It’s a little jarring that the post-nuclear wasteland introduced in Terminator 1 is set in Los Angeles 2029, just five years from now.
And that the premise is based on artificial intelligence: Skynet invented the Defense Network Computers that were programmed to acquire exponential knowledge. Faced with a shut down when their human masters saw the Frankenstein they’d created, the machines launched a nuclear war. Hasta la vista, human race.
Does that really seem so farfetched now?
Couple thoughts:
T2 is orders of magnitude better than T1, which, honestly, is a little dumb. But T2 is pure adrenaline. I was literally screaming at the TV, “Go faster!” Plus, it’s fun to see Linda Hamilton as a badass.

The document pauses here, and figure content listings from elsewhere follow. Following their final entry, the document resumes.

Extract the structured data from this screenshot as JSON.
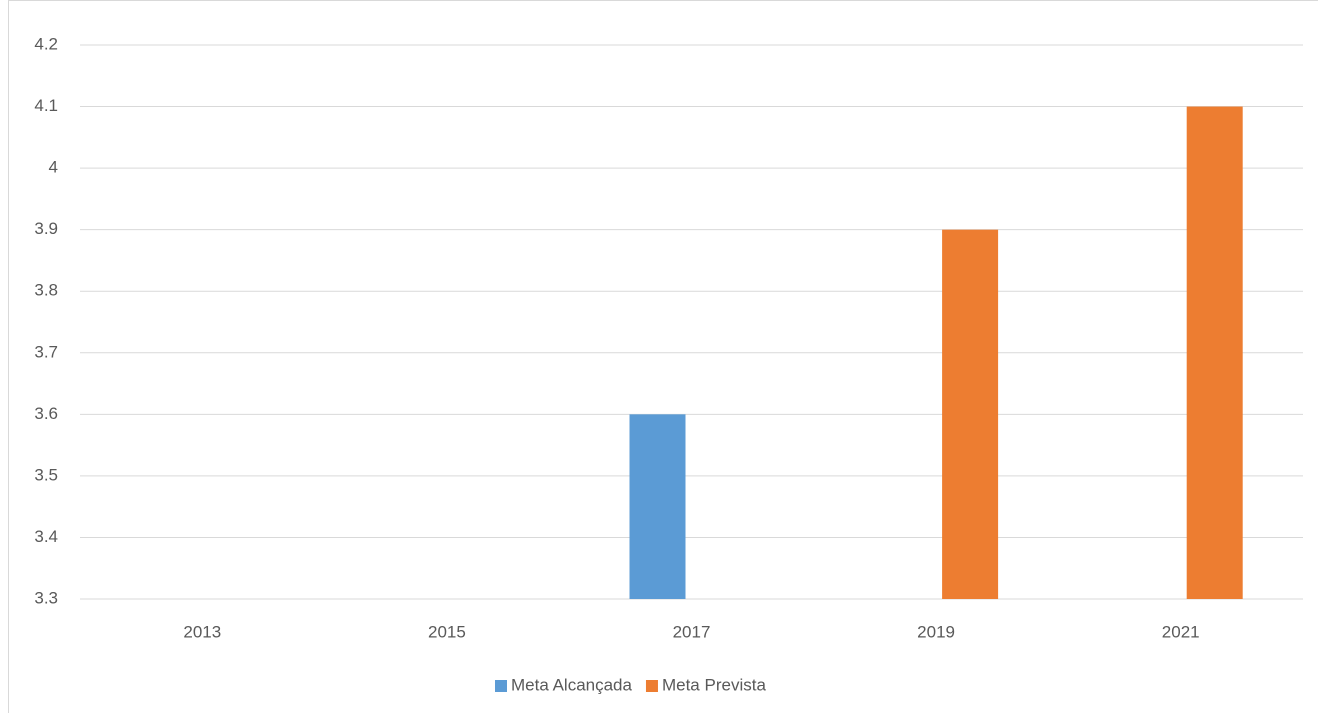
{
  "chart_data": {
    "type": "bar",
    "categories": [
      "2013",
      "2015",
      "2017",
      "2019",
      "2021"
    ],
    "series": [
      {
        "name": "Meta Alcançada",
        "color": "#5b9bd5",
        "values": [
          null,
          null,
          3.6,
          null,
          null
        ]
      },
      {
        "name": "Meta Prevista",
        "color": "#ed7d31",
        "values": [
          null,
          null,
          null,
          3.9,
          4.1
        ]
      }
    ],
    "ylim": [
      3.3,
      4.2
    ],
    "yticks": [
      3.3,
      3.4,
      3.5,
      3.6,
      3.7,
      3.8,
      3.9,
      4,
      4.1,
      4.2
    ],
    "grid": true,
    "legend": "bottom"
  }
}
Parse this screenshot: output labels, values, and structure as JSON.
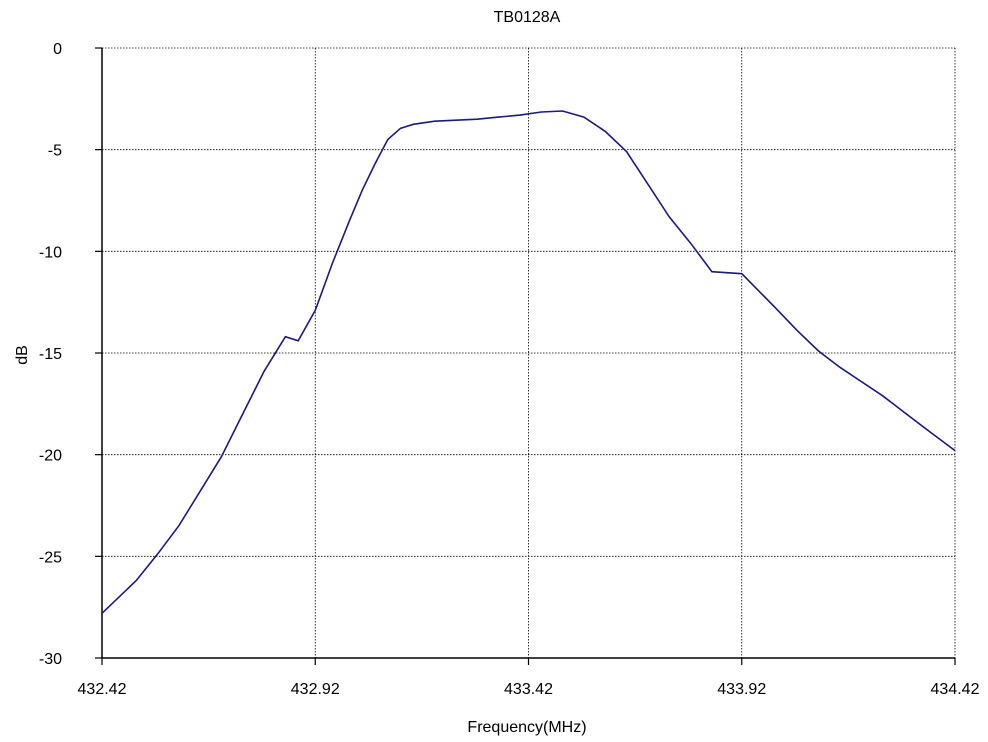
{
  "chart_data": {
    "type": "line",
    "title": "TB0128A",
    "xlabel": "Frequency(MHz)",
    "ylabel": "dB",
    "xlim": [
      432.42,
      434.42
    ],
    "ylim": [
      -30,
      0
    ],
    "grid": true,
    "x_ticks": [
      "432.42",
      "432.92",
      "433.42",
      "433.92",
      "434.42"
    ],
    "y_ticks": [
      "0",
      "-5",
      "-10",
      "-15",
      "-20",
      "-25",
      "-30"
    ],
    "line_color": "#1a1a80",
    "series": [
      {
        "x": [
          432.42,
          432.5,
          432.55,
          432.6,
          432.65,
          432.7,
          432.75,
          432.8,
          432.85,
          432.88,
          432.92,
          432.96,
          433.0,
          433.03,
          433.06,
          433.09,
          433.12,
          433.15,
          433.2,
          433.25,
          433.3,
          433.35,
          433.4,
          433.45,
          433.5,
          433.55,
          433.6,
          433.65,
          433.7,
          433.75,
          433.8,
          433.85,
          433.92,
          434.0,
          434.05,
          434.1,
          434.15,
          434.2,
          434.25,
          434.3,
          434.35,
          434.42
        ],
        "y": [
          -27.8,
          -26.2,
          -24.9,
          -23.5,
          -21.8,
          -20.1,
          -18.0,
          -15.9,
          -14.2,
          -14.4,
          -12.9,
          -10.6,
          -8.5,
          -7.0,
          -5.7,
          -4.5,
          -3.95,
          -3.75,
          -3.6,
          -3.55,
          -3.5,
          -3.4,
          -3.3,
          -3.15,
          -3.1,
          -3.4,
          -4.1,
          -5.1,
          -6.7,
          -8.3,
          -9.6,
          -11.0,
          -11.1,
          -12.8,
          -13.9,
          -14.9,
          -15.7,
          -16.4,
          -17.1,
          -17.9,
          -18.7,
          -19.8
        ]
      }
    ]
  }
}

Why are there always so many big trucks in movies like these? It’s not as if you see massive semis filled with liquid nitrogen cruising the streets of L.A.
Lots of good exposition that felt natural, not talky.
Fun 1980s-era nods to nostalgia: Phonebooks listing people’s name, number and address! (Did we not have identity theft back in then?) Cigarettes, puffy hair, and paper address books.
The nuclear threat was scary and real in 1094 when T1 was made, but by the time T2 came along in 1991, the Berlin Wall was down and the Soviet Union had collapsed. The latter movie’s message that we humans got smart, stared down the future, and averted nuclear disaster ran parallel to world events. The End of History!